Ou pire, un « vaudeville » (un secret de polichinelle) sur l'origine
même du président, qui pourrait ébranler le narratif officiel ? Origine
où le nom de Rothschild est souvent cité.

Rappelez-vous
Kevin Spacey, l'acteur déchu de House of Cards, balayé par des
scandales personnels. Les scénaristes de la version française ont-ils
prévu une chute similaire pour leur héros ? Avec des enquêtes du parquet
qui s'ouvrent contre d'anciens diplomates, et des affaires qui
remontent à la surface, on dirait que la saison finale approche.
En Macronie, pas besoin de Netflix : la nation fournit le streaming gratuit, mais à quel prix pour les spectateurs – nous, les Français ? Peut-être est-il temps de changer de chaîne, avant que le générique de fin ne s'impose de lui-même.
Et, que dire du patrimoine de Macron, cette énigme qui ne trompe personne ? Déclaré à hauteur de quelques centaines de milliers d'euros, il paraît presque risible pour un ancien banquier chez Rothschild, passé par les hautes sphères de la finance. Soit il était vraiment mauvais dans ce « monde sans foi» des affaires – ce qui en ferait un président incompétent en économie –, soit il a convenablement caché ses millions, comme le supputent bien des observateurs, à Jersey, Malte ou Panama. Comment ose-t il encore prêcher la transparence, lui qui incarne l'opacité ? Un président qui parle de moralité fiscale tout en laissant planer ces doutes, c'est l'ironie suprême d'un scénario dans lequel les leçons viennent d'un maître de l'esquive.

Et, le vrai scandale, c'est comment ce pouvoir a rendu malades ses concitoyens. Dans un éditorial percutant, on accuse Macron d'avoir instauré une « maltraitance institutionnelle de la population», violant la confiance et le consentement des Français au nom de la science, avec des mesures autoritaires comme le pass sanitaire qualifié de « viol du consentement » sur des bases scientifiques fausses.
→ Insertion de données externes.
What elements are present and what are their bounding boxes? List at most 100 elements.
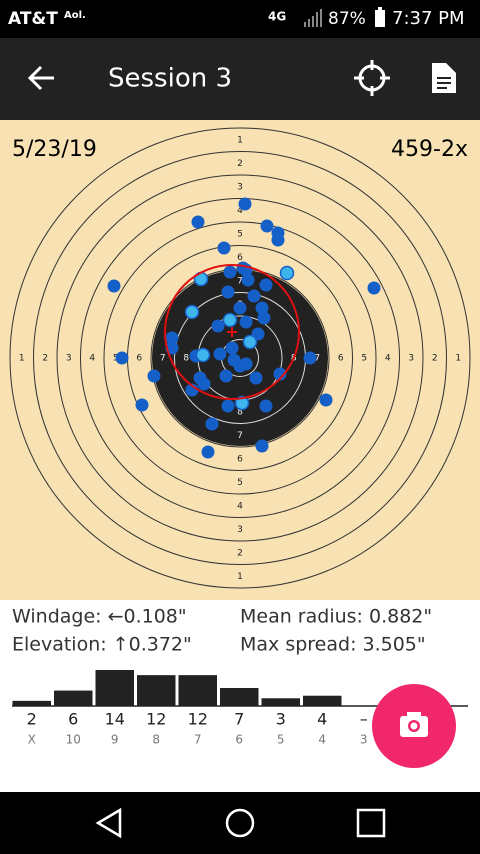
shot <box>241 273 255 287</box>
shot <box>273 367 287 381</box>
shot <box>367 281 381 295</box>
shot <box>191 215 205 229</box>
camera-icon <box>400 712 428 737</box>
ring-number: 3 <box>408 354 414 364</box>
ring <box>103 221 377 495</box>
ring-number: 7 <box>160 354 166 364</box>
ring <box>56 174 424 542</box>
windage: Windage: ←0.108" <box>12 606 187 628</box>
shot-recent <box>279 265 295 281</box>
ring-number: 2 <box>42 354 48 364</box>
shot <box>225 341 239 355</box>
battery-level: 87% <box>328 9 366 29</box>
ring-number: 3 <box>237 525 243 535</box>
shot <box>135 398 149 412</box>
shot <box>255 301 269 315</box>
shot <box>233 301 247 315</box>
histogram-bar <box>261 698 300 706</box>
shot <box>236 261 250 275</box>
signal-icon <box>304 9 322 27</box>
ring-number: 3 <box>237 182 243 192</box>
target: 11112222333344445555666677778888 <box>9 127 471 589</box>
shot <box>239 315 253 329</box>
histogram-score: 10 <box>66 733 81 747</box>
ring-number: 7 <box>237 276 243 286</box>
nav-back[interactable] <box>95 807 122 839</box>
histogram-count: 7 <box>234 710 244 729</box>
shot-recent <box>195 347 211 363</box>
elevation: Elevation: ↑0.372" <box>12 634 192 656</box>
shot <box>205 417 219 431</box>
shot <box>147 369 161 383</box>
carrier: AT&T <box>8 9 58 29</box>
ring-number: 8 <box>237 407 243 417</box>
shot <box>223 265 237 279</box>
ring-number: 4 <box>237 206 243 216</box>
clock: 7:37 PM <box>392 8 465 29</box>
histogram-count: – <box>360 710 368 729</box>
shot <box>197 377 211 391</box>
back-button[interactable] <box>27 65 54 91</box>
histogram-score: 6 <box>235 733 243 747</box>
shot <box>233 359 247 373</box>
ring <box>80 198 400 518</box>
ring-number: 6 <box>237 454 243 464</box>
histogram-bar <box>12 700 51 706</box>
ring-number: 5 <box>237 229 243 239</box>
histogram-count: 12 <box>146 710 166 729</box>
shot <box>219 369 233 383</box>
ring-number: 5 <box>237 478 243 488</box>
shot <box>319 393 333 407</box>
nav-home[interactable] <box>225 808 255 838</box>
shot <box>165 331 179 345</box>
histogram-count: 14 <box>105 710 125 729</box>
histogram-score: 4 <box>318 733 326 747</box>
shot <box>115 351 129 365</box>
shot <box>259 278 273 292</box>
shot <box>107 279 121 293</box>
app-bar <box>0 38 480 120</box>
ring-number: 1 <box>237 572 243 582</box>
ring-number: 4 <box>385 354 391 364</box>
shot <box>247 289 261 303</box>
session-date: 5/23/19 <box>12 137 97 162</box>
ring-number: 6 <box>237 253 243 263</box>
histogram-bar <box>178 675 217 706</box>
ring-number: 2 <box>237 159 243 169</box>
histogram-score: 8 <box>152 733 160 747</box>
shot-recent <box>184 304 200 320</box>
report-button[interactable] <box>432 63 456 93</box>
histogram-score: 7 <box>194 733 202 747</box>
shot <box>255 439 269 453</box>
histogram: 2 X 6 10 14 9 12 8 12 7 7 6 3 5 4 4 – 3 <box>12 670 368 747</box>
shot <box>259 399 273 413</box>
histogram-score: X <box>28 733 36 747</box>
shot <box>260 219 274 233</box>
center-button[interactable] <box>354 60 390 96</box>
shot-recent <box>234 395 250 411</box>
histogram-score: 3 <box>360 733 368 747</box>
ring-number: 1 <box>237 135 243 145</box>
ring-number: 2 <box>432 354 438 364</box>
histogram-score: 9 <box>111 733 119 747</box>
mean-radius: Mean radius: 0.882" <box>240 606 432 628</box>
histogram-bar <box>220 688 259 706</box>
ring-number: 6 <box>338 354 344 364</box>
nav-recent[interactable] <box>356 808 386 838</box>
histogram-bar <box>303 695 342 706</box>
ring-number: 7 <box>237 431 243 441</box>
shot <box>201 445 215 459</box>
histogram-bar <box>54 690 93 706</box>
ring-number: 2 <box>237 548 243 558</box>
ring-number: 1 <box>455 354 461 364</box>
shot <box>211 319 225 333</box>
group-center <box>227 327 237 337</box>
shot <box>257 311 271 325</box>
shot <box>249 371 263 385</box>
histogram-count: 12 <box>188 710 208 729</box>
histogram-bar <box>137 675 176 706</box>
histogram-count: 4 <box>317 710 327 729</box>
shot <box>303 351 317 365</box>
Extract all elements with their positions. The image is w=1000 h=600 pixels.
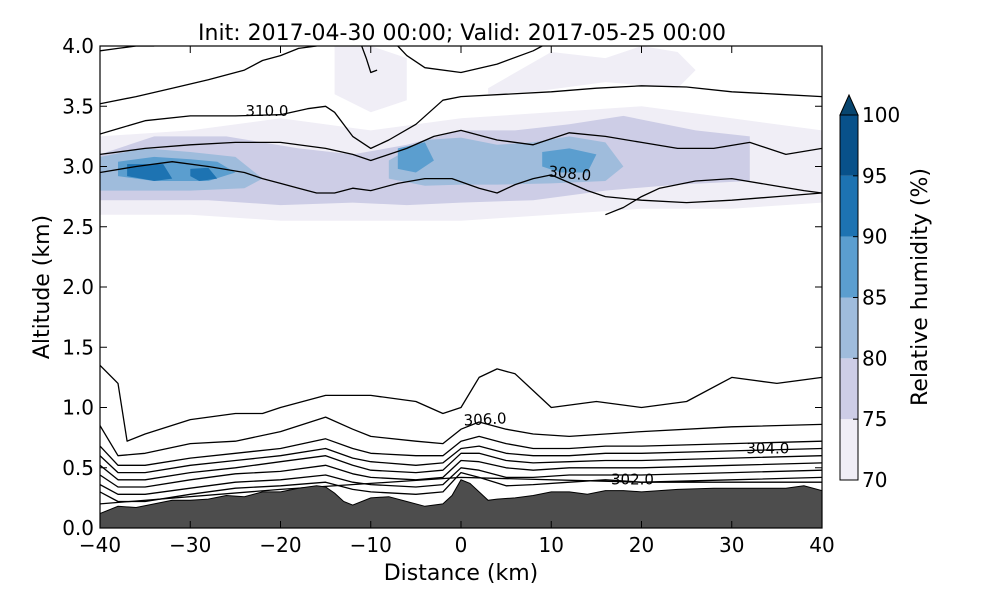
theta-contour-label: 304.0 [746,439,789,457]
colorbar-tick-label: 100 [862,103,900,127]
terrain [100,479,822,528]
x-tick-label: −10 [350,533,392,557]
colorbar-tick-label: 75 [862,407,887,431]
y-tick-label: 2.0 [62,275,94,299]
x-tick-label: 10 [539,533,564,557]
colorbar-band [840,115,858,176]
rh-region-70 [334,46,407,113]
colorbar: 70 75 80 85 90 95 100 [839,93,900,492]
theta-contour-line [100,129,822,162]
theta-contour-line [397,46,543,74]
theta-contour-line [100,435,822,466]
theta-contour-line [361,46,378,74]
theta-contour-line [100,467,822,495]
colorbar-tick-label: 85 [862,286,887,310]
rh-region-70 [488,46,696,95]
theta-contour-line [100,85,822,150]
y-tick-label: 1.0 [62,396,94,420]
y-tick-label: 3.0 [62,155,94,179]
theta-contour-line [100,452,822,481]
x-tick-label: −20 [259,533,301,557]
colorbar-band [840,419,858,480]
theta-contour-label: 308.0 [548,162,593,184]
x-tick-label: −40 [79,533,121,557]
x-axis-label: Distance (km) [384,561,539,586]
colorbar-band [840,358,858,420]
terrain-fill [100,479,822,528]
y-tick-label: 0.0 [62,516,94,540]
y-tick-label: 3.5 [62,94,94,118]
theta-contour-lines [100,46,822,505]
theta-contour-line [100,364,822,442]
x-tick-label: 0 [455,533,468,557]
rh-region-80 [388,136,624,186]
theta-contour-line [100,445,822,474]
colorbar-band [840,236,858,298]
theta-contour-line [100,46,317,105]
rh-filled-contours [100,46,822,221]
colorbar-tick-label: 95 [862,164,887,188]
y-axis-label: Altitude (km) [30,215,55,359]
rh-region-85 [542,148,597,173]
rh-region-90 [127,164,173,181]
rh-region-85 [397,142,434,173]
theta-contour-labels: 310.0 308.0 306.0 304.0 302.0 [245,102,789,489]
colorbar-tick-label: 80 [862,346,887,370]
theta-contour-line [100,161,822,204]
y-tick-label: 2.5 [62,215,94,239]
y-tick-label: 4.0 [62,34,94,58]
x-tick-label: −30 [169,533,211,557]
plot-area: 310.0 308.0 306.0 304.0 302.0 [100,46,822,528]
colorbar-tick-label: 70 [862,468,887,492]
chart-title: Init: 2017-04-30 00:00; Valid: 2017-05-2… [198,21,726,46]
theta-contour-label: 302.0 [611,471,654,489]
colorbar-band [840,175,858,237]
x-tick-label: 20 [629,533,654,557]
theta-contour-line [100,476,822,505]
colorbar-band [840,297,858,359]
x-tick-label: 40 [809,533,834,557]
theta-contour-line [605,177,822,216]
x-axis: −40 −30 −20 −10 0 10 20 30 40 [79,46,835,557]
y-axis: 0.0 0.5 1.0 1.5 2.0 2.5 3.0 3.5 4.0 [62,34,822,540]
theta-contour-line [100,416,822,457]
theta-contour-label: 306.0 [463,409,507,429]
x-tick-label: 30 [719,533,744,557]
theta-contour-label: 310.0 [245,102,288,120]
y-tick-label: 1.5 [62,335,94,359]
colorbar-tick-label: 90 [862,225,887,249]
theta-contour-line [100,459,822,488]
theta-contour-line [100,471,822,503]
rh-region-90 [190,167,218,181]
colorbar-label: Relative humidity (%) [908,168,933,406]
y-tick-label: 0.5 [62,456,94,480]
theta-contour-line [100,46,155,52]
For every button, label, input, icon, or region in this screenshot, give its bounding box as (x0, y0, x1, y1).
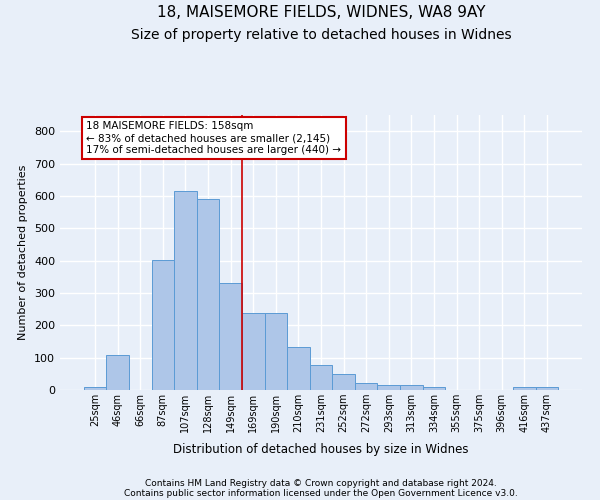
Bar (242, 313, 265, 390)
Bar (152, 260, 174, 390)
Bar (174, 192, 197, 390)
Bar (106, 356, 129, 390)
Bar (422, 388, 445, 390)
Text: 18 MAISEMORE FIELDS: 158sqm
← 83% of detached houses are smaller (2,145)
17% of : 18 MAISEMORE FIELDS: 158sqm ← 83% of det… (86, 122, 341, 154)
Bar (513, 388, 536, 390)
Bar (220, 283, 242, 390)
Text: Distribution of detached houses by size in Widnes: Distribution of detached houses by size … (173, 442, 469, 456)
Text: 18, MAISEMORE FIELDS, WIDNES, WA8 9AY: 18, MAISEMORE FIELDS, WIDNES, WA8 9AY (157, 5, 485, 20)
Text: Size of property relative to detached houses in Widnes: Size of property relative to detached ho… (131, 28, 511, 42)
Bar (355, 383, 377, 390)
Bar (377, 385, 400, 390)
Bar (197, 199, 220, 390)
Text: Contains HM Land Registry data © Crown copyright and database right 2024.: Contains HM Land Registry data © Crown c… (145, 478, 497, 488)
Bar (310, 365, 332, 390)
Bar (400, 385, 422, 390)
Bar (287, 346, 310, 390)
Bar (332, 374, 355, 390)
Bar (84, 388, 106, 390)
Bar (265, 313, 287, 390)
Text: Contains public sector information licensed under the Open Government Licence v3: Contains public sector information licen… (124, 488, 518, 498)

Une instrumentalisation de la science à des fins politiques.

Cette
brutalisation des institutions – justice, éducation, santé – a engendré
une épidémie de souffrances : suicides en hausse, moral en berne, une
économie exsangue avec 1 300 milliards d'euros de dette publique
supplémentaire, des enfants accros aux écrans, des parents
démissionnaires. Sans oublier l'explosion des burn-outs (2,5 millions
touchés), de l'anxiété et de la dépression (12 millions affectés),
menant un Français sur quatre à consommer des antidépresseurs – malgré
leur efficacité contestée.

La
gestion de la pandémie ? Une « politique sanitaire ultra-autoritaire »
qui a divisé la société entre vaccinés et non-vaccinés, infantilisant
les citoyens avec des menaces de pénalisation et de stigmatisation : « Fais ce que je dis, pas ce que je fais
», ou sinon, perds ta place dans la société. Et cette « fuite en avant
maniaque» pour masquer les échecs, avec un langage guerrier (« nous
sommes en guerre» depuis 2020), des déploiements en Ukraine, et des
partages nucléaires qui isolent la France. Maltraite-t-il les autres
comme on l'a maltraité lui ? La question plane, mais les faits parlent :
une « maladministration » qui détruit la confiance et le bien-être
national, avec des mesures drastiques érodant les libertés
fondamentales. Sous Macron, la France ne se reconnait plus. Et
d'ailleurs, les Français attendent toujours la promesse de campagne de Macron sur la transparence sur ses bulletins de santé. France-Soir veille !

La
pandémie de Macronie est-elle bientôt finie ? Cette gangrène systémique
de tromperies et de turpitudes en tout genre – des scandales sexuels
aux manipulations électorales, en passant par les placements de pions et
les liens troubles – ne se traite pas par un vaccin miracle.

Seul
remède : l'amputation nette, une coupure radicale avec ces gens-là. Pas
de demi-mesure dans ce House of Cards français ; il est temps que le
château de cartes s'effondre, pour que la réalité, enfin, reprenne ses
droits sur la fiction.
Les Français méritent mieux qu'un président qui les rend malades, littéralement et figurativement.